Un peu de Trump dans "Ça : Chapitre 2", selon son réalisateur

Grippe-Sou, le clown meurtrier qui s'embusque dans les égouts et traque les enfants, a beaucoup de points communs avec Donald Trump, assure le réalisateur de "Ça : Chapitre 2".
Grippe-Sou, le clown meurtrier qui s'embusque dans les égouts et traque les enfants, a beaucoup de points communs avec Donald Trump, assure le réalisateur de "Ça : Chapitre 2". - © Robyn Beck / AFP

Grippe-Sou, le clown meurtrier qui s'embusque dans les égouts et traque les enfants, a beau être une invention du "roi de l'horreur" Stephen King, il a beaucoup de points communs avec Donald Trump, assure Andy Muschietti, le réalisateur argentin de "Ça : Chapitre 2", le film qui raconte la suite des aventures de cette entité maléfique et qui sort le 11 septembre en Belgique. L'actuel président américain "fait exactement comme le clown, vous savez ?", déclare-t-il sans sourciller. "Le clown cherche tout le temps à diviser les "losers", à les dresser les uns contre les autres et à les affaiblir", analyse-t-il, en référence à la bande de pré-adolescents héros de "Ça" qui forment le "Club des ratés", ou "losers", dans la version originale du roman de Stephen King paru en 1986. "C'est comme ça qu'il tente de les conquérir et de les détruire", dit-il.

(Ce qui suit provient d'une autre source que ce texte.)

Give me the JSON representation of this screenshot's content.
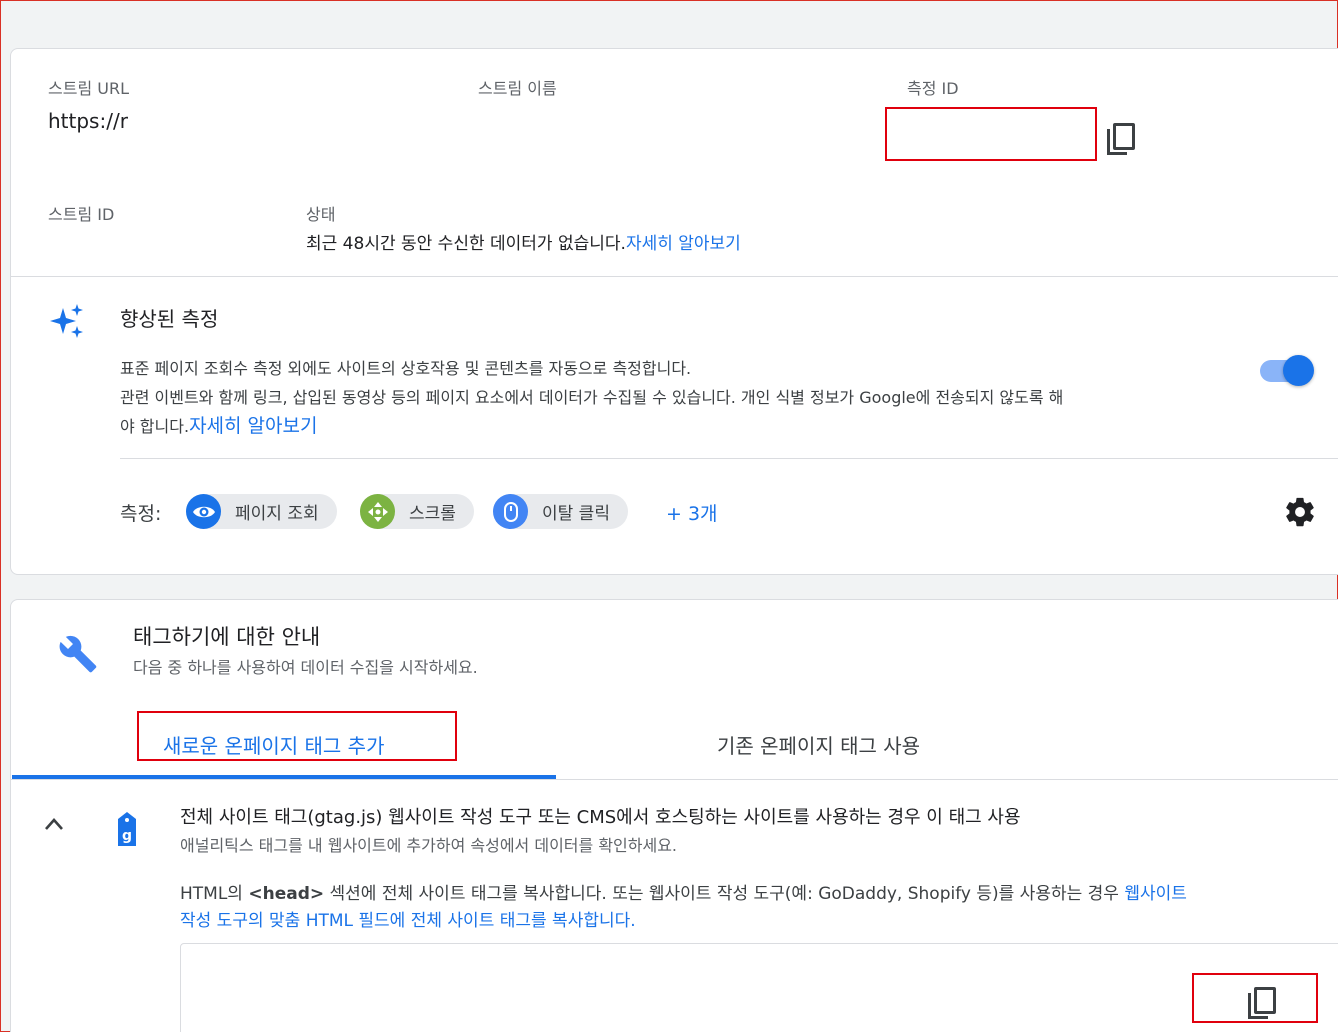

Cette comparaison audacieuse en laissera plus d'un perplexe, mais pour Andy Muschietti, le roman "Ça" est bel et bien une dénonciation des travers des petites villes américaines, qui explore leur sombre réalité, comme les violences conjugales et l'inceste. Pour "Ça: Chapitre 2", qui se déroule une trentaine d'années après le premier volet, avec des protagonistes devenus adultes, le réalisateur souhaitait un film "en prise avec notre époque". Il a donc tenu à inclure la violente agression homophobe d'un jeune homme par un gang local, un fait divers réel qui avait marqué Stephen King. "Nous vivons dans une culture de la peur, avec des dirigeants qui essayent de diviser les gens, de nous contrôler, de nous conquérir, et de nous dresser les uns contre les autres", insiste-t-il.

Des thèmes qui font recette, si l'on en croit le succès du premier "Ça", qui a récolté 700 millions de dollars dans le monde, devenant le film d'horreur le plus lucratif de l'histoire. 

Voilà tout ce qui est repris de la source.